La Green Criminology, o criminologia verde, è una branca delle scienze forensi che si occupa dei danni e dei crimini ambientali. Questa disciplina, introdotta nel secolo scorso, trova grande applicazione negli ultimi anni a causa dell’aumento dei reati perpetrati contro l’ambiente
Cos’è la Green Criminology e quali sono i crimini verdi
La Green Criminology è una branca forense che studia i danni e i crimini ambientali e gli impatti che gli stessi hanno sull’ambiente. L’osservazione di questi reati implica anche lo studio del diritto e della giustizia, delle politiche e delle economie ambientali.
Il concetto di Green Criminology è stato introdotto da Michael J. Lynch nel 1990. In origine venne inteso come “l’insieme dei danni causati agli esseri viventi, attraverso la creazione di rischi ambientali a livello locale o globale, legati a crimini d’impresa, ma anche a crimini statali, i cosiddetti White Collar Crime”. Questo concetto è stato ripreso successivamente da Piers Biern e Nigel South, i quali fornirono una definizione ancora più ampia di Green Criminology che comprende “i danni contro l’umanità, l’ambiente (compreso lo spazio) e gli animali non umani, commessi sia dalle istituzioni che dalla gente comune e che lasciano un’eredità alle generazioni future”.
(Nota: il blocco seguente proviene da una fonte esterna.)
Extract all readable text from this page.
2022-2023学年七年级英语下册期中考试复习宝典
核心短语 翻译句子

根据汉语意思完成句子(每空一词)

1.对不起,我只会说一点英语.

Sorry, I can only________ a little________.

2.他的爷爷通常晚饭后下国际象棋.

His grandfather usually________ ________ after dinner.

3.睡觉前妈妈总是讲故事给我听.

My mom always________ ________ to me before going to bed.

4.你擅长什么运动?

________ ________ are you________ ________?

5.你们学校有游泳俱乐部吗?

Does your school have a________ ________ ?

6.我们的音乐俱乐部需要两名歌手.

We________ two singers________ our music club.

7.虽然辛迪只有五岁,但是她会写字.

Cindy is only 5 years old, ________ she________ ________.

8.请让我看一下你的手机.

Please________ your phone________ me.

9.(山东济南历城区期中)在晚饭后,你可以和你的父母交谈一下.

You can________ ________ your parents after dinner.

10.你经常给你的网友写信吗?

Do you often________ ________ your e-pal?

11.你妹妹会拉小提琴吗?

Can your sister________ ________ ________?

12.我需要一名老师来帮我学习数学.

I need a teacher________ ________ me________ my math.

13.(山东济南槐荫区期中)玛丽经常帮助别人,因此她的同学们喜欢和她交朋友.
I reati ambientali, o crimini verdi, si suddividono in due categorie: primari e secondari. I crimini verdi primari riguardano i danni diretti causati all’ambiente e alle specie. Tra questi figurano l’inquinamento atmosferico, la deforestazione, l’abuso di animali, l’inquinamento delle acque e l’esaurimento delle risorse. I crimini verdi secondari includono invece i reati che derivano dall’attività del governo o governo societario illegale e/o negligente, come la violazione di norme stabilite dagli stessi organismi che regolamentano le attività sensibili all’ambiente (violenza di stato, rifiuti pericolosi e criminalità organizzata).
I crimini ambientali in Italia secondo il Rapporto Ecomafia 2022
Tra i comportamenti dannosi per le persone, gli animali e l’ambiente che costituiscono reato ci sono, per citarne alcuni esempi, i danni causati alla qualità del suolo, dell’aria e dell’acqua, il bracconaggio e il dominio sugli animali nell’industria agroalimentare, l’abuso e lo sfruttamento degli ecosistemi.
Secondo il Rapporto Ecomafia 2022, in Italia il 43,8% dei reati ambientali si concentra in Campania, Puglia, Calabria e Sicilia, quattro regioni a tradizionale presenza mafiosa. A livello provinciale, il primato è in capo a Roma, seguita da Napoli e Cosenza.
Circa un terzo del totale dei reati ambientali interessa la filiera del cemento. Seguono il ciclo dei rifiuti e a ruota i reati contro fauna, gli incendi, i reati contro i beni culturali e contro la flora. I crimini più contestati dal 2015 ad oggi sono stati il “disastro ambientale” e l’”inquinamento ambientale”. Infine, la corruzione, in gergo Green Corruption, continua ad essere uno dei principali strumenti per commettere reati ambientali in Italia.